The Hidden Read online

Page 2


  ‘I agree,’ Beresford said, ‘and that’s why, if I’m kicked off the investigation, you’ll have my resignation on your desk by the end of the day.’

  ‘Don’t be ridiculous, you’d never consider—’

  ‘And it won’t be the only one – you’ll have DS Meadows’s and DC Crane’s resignations as well.’

  ‘Anyone else? Will the station cat be resigning?’

  ‘No, sir – just me, Meadows and Crane.’

  Pickering sighed. ‘If you’re going to threaten me, DI Beresford, you should at least make sure that your threat is credible,’ he said, with a new, harder edge to his voice.

  ‘With respect, sir, it’s not a threat, sir – it’s a statement of fact,’ Beresford said levelly.

  Pickering sighed with exasperation. ‘Look, I know you’re upset, and I’m making allowances for that, but I really can’t have you talking to me in this way. Whatever you might say now, you know, deep down inside yourself, that you’d never throw away your career like that – and if you wouldn’t, then I’m bloody certain the other two wouldn’t.’

  Beresford looked around him, and found that the woman he was looking for was stretching yellow police tape between two elm trees.

  ‘Could you come here, Sergeant Meadows?’ he called out.

  Pickering watched Meadows walk towards them. The sergeant was an enigma to him, and – he suspected – to many other men on the force. She wasn’t particularly tall, and she certainly wasn’t particularly curvaceous. Her dark hair was cut so short it lay on her head like a piece of black velvet. She rarely smiled, and – even at Christmas parties – never said anything even mildly flirtatious, and yet though he was at the top of the tree, and she was somewhere near the bottom, she sometimes scared him. But even so … even so, she featured heavily in his daytime fantasies, and even more often in the darker ones he had when he was asleep.

  Meadows came to a halt next to Beresford. ‘Is there something I can do for you, sir?’ she asked.

  ‘No,’ Beresford told her, ‘I just want to keep you up to date with the latest developments.’ He paused. ‘Mr Pickering wants us off this investigation. What do you think of that?’

  Meadows shrugged indifferently. ‘It’s not really my place to think about it at all, is it, sir?’ she asked. ‘Who is or isn’t on the case is entirely the chief constable’s decision.’

  ‘Well, at least one of you seems to be capable of looking at things sensibly,’ Pickering said, doing his best to keep a complacent smile from curling the edges of his mouth.

  ‘You wouldn’t argue, but what would you do if you were taken off the case?’ Beresford asked Meadows.

  ‘What would I do?’ Meadows asked. ‘I’d resign, so I could carry out my own investigation. I expect DC Crane would do the same.’

  ‘Clear the way,’ a voice shouted. ‘Clear the way. There’s a stretcher coming through.’

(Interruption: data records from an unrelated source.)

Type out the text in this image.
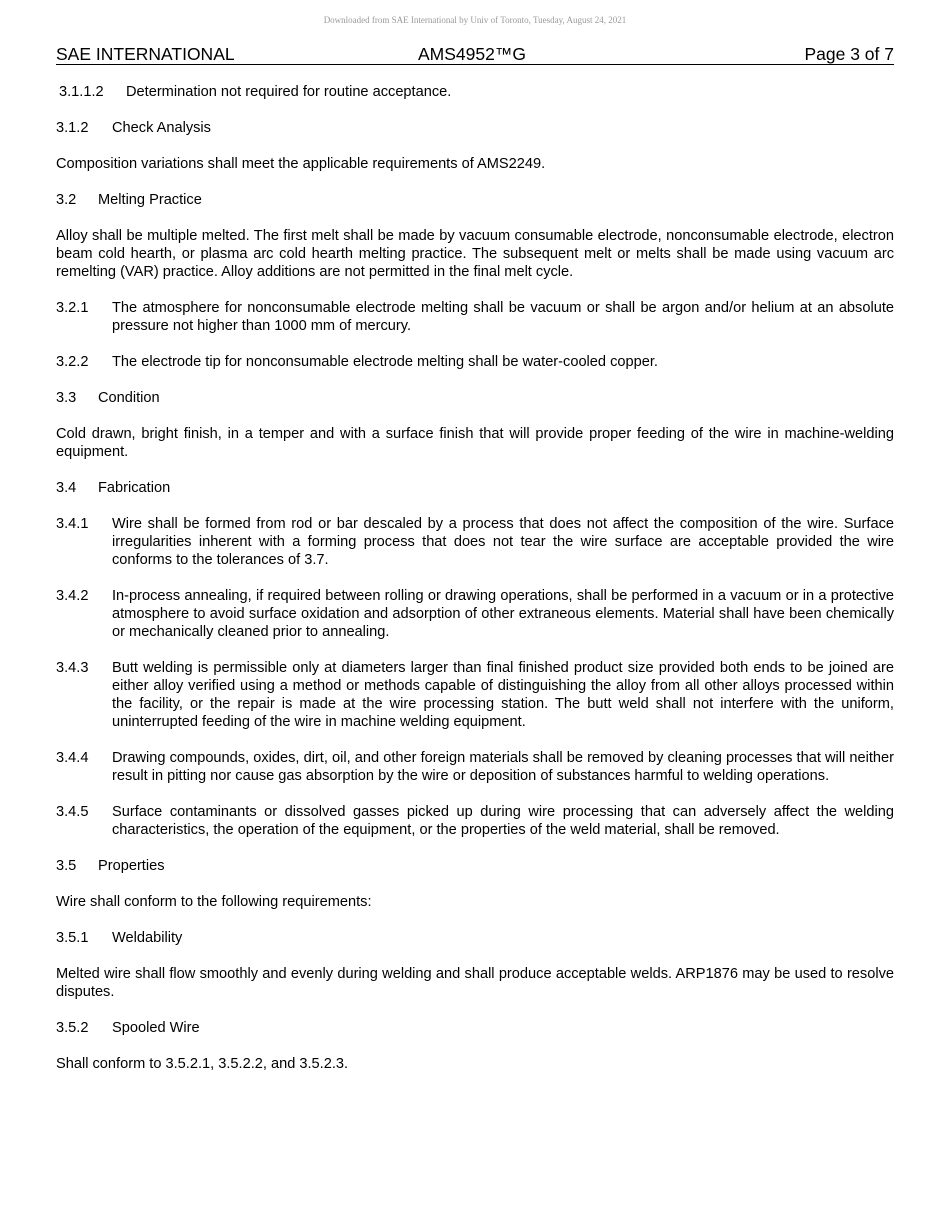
Downloaded from SAE International by Univ of Toronto, Tuesday, August 24, 2021
SAE INTERNATIONAL	AMS4952™G	Page 3 of 7
3.1.1.2	Determination not required for routine acceptance.
3.1.2	Check Analysis
Composition variations shall meet the applicable requirements of AMS2249.
3.2	Melting Practice
Alloy shall be multiple melted. The first melt shall be made by vacuum consumable electrode, nonconsumable electrode, electron beam cold hearth, or plasma arc cold hearth melting practice. The subsequent melt or melts shall be made using vacuum arc remelting (VAR) practice. Alloy additions are not permitted in the final melt cycle.
3.2.1	The atmosphere for nonconsumable electrode melting shall be vacuum or shall be argon and/or helium at an absolute pressure not higher than 1000 mm of mercury.
3.2.2	The electrode tip for nonconsumable electrode melting shall be water-cooled copper.
3.3	Condition
Cold drawn, bright finish, in a temper and with a surface finish that will provide proper feeding of the wire in machine-welding equipment.
3.4	Fabrication
3.4.1	Wire shall be formed from rod or bar descaled by a process that does not affect the composition of the wire. Surface irregularities inherent with a forming process that does not tear the wire surface are acceptable provided the wire conforms to the tolerances of 3.7.
3.4.2	In-process annealing, if required between rolling or drawing operations, shall be performed in a vacuum or in a protective atmosphere to avoid surface oxidation and adsorption of other extraneous elements. Material shall have been chemically or mechanically cleaned prior to annealing.
3.4.3	Butt welding is permissible only at diameters larger than final finished product size provided both ends to be joined are either alloy verified using a method or methods capable of distinguishing the alloy from all other alloys processed within the facility, or the repair is made at the wire processing station. The butt weld shall not interfere with the uniform, uninterrupted feeding of the wire in machine welding equipment.
3.4.4	Drawing compounds, oxides, dirt, oil, and other foreign materials shall be removed by cleaning processes that will neither result in pitting nor cause gas absorption by the wire or deposition of substances harmful to welding operations.
3.4.5	Surface contaminants or dissolved gasses picked up during wire processing that can adversely affect the welding characteristics, the operation of the equipment, or the properties of the weld material, shall be removed.
3.5	Properties
Wire shall conform to the following requirements:
3.5.1	Weldability
Melted wire shall flow smoothly and evenly during welding and shall produce acceptable welds. ARP1876 may be used to resolve disputes.
3.5.2	Spooled Wire
Shall conform to 3.5.2.1, 3.5.2.2, and 3.5.2.3.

  All heads turned towards the woods, as the paramedics appeared, carrying the stretcher between them. By the side of the stretcher, holding a drip high in the air, was Dr Shastri, her usually lively face about as animated as a dried raisin.

  And lying strapped onto the stretcher – her head swathed in bandages, her skin the colour of the whitest chalk – was Monika Paniatowski.

  Oh Christ, what if she never comes out of it? Beresford thought. What if she stays like this forever?

  The paramedics slid the stretcher into the back of the ambulance, then one climbed inside, and the other closed the doors. The engine was already running, and the moment the driver was behind the wheel, the ambulance started to gently pull away.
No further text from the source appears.